Most everyday tasks don't offer much trouble to the Mega, but it didn't cope quite so well with gaming. The glossy 3D game N.O.V.A 3 was very stuttery, verging on being unplayable, given the fast-paced nature of the game. Less demanding titles such as Grand Theft Auto: Vice City and Riptide GP played more smoothly, although these too had moments when frame rates dropped.
With such a huge body, there's plenty of room to stuff in a whopping great battery. Inside the Mega is a 3,200mAh battery -- a healthy step up from the 2,600mAh cell in the S4. With a less demanding processor too, battery life was unsurprisingly good.
I found I was easily able to eke a whole day of use from the phone without needing to be too careful about what I was doing.
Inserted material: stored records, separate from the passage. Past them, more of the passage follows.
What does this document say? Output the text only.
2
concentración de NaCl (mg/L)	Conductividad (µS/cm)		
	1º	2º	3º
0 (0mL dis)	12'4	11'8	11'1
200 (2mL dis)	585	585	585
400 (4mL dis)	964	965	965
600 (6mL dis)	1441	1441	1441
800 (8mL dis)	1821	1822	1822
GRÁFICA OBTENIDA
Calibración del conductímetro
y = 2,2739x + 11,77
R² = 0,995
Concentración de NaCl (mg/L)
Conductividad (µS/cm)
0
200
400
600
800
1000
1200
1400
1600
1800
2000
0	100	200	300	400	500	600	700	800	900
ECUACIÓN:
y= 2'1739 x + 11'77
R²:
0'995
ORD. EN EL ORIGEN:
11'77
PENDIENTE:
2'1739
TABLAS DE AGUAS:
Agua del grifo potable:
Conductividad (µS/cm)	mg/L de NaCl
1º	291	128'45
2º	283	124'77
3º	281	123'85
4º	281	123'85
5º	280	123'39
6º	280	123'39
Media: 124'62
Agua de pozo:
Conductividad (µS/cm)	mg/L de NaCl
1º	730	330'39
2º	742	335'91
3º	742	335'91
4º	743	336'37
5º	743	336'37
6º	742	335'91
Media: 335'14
Even with push email activated, playing some games, and streaming video, the phone had plenty of juice left when I returned home from the office in the evening.
As with all phones, actual battery life varies wildly on your own use. If you keep the screen brightness ramped to the max and spend the day streaming Netflix over 4G, you should expect to be charging it every night. If you're careful about what you're doing, you could probably squeeze two days of use from it -- something that can't be said of the vast majority of smart phones around.
On the back of the Mega is an 8-megapixel camera, a far cry from the 13 megapixels of the S4. Megapixels certainly aren't everything though -- it's important then to see how the photos stack up.
My test shots didn't reveal a great deal of difference in practice. The Mega struggled slightly more bringing the bright window under control, resulting in some distortion around the pillar in front of it. Both cameras, however, achieved a generally decent overall exposure, with accurate, rich colours and comparable levels of image noise in the shadowy areas.
When viewing at full resolution, it's easy to see the benefit of the extra pixels in the S4's camera, but the Mega's isn't at all bad. It's certainly good enough to keep your Facebook and Twitter feeds full of snaps of your pets.
The Samsung Galaxy Mega's enormous size immediately makes it a poor choice if you just want a decent all-round mobile to slide into your pocket. Its good camera, bold screen and admirable battery life all stand in its favour, but only consider it if you crave a giant screen for videos -- and don't mind looking ridiculous when you're on the phone.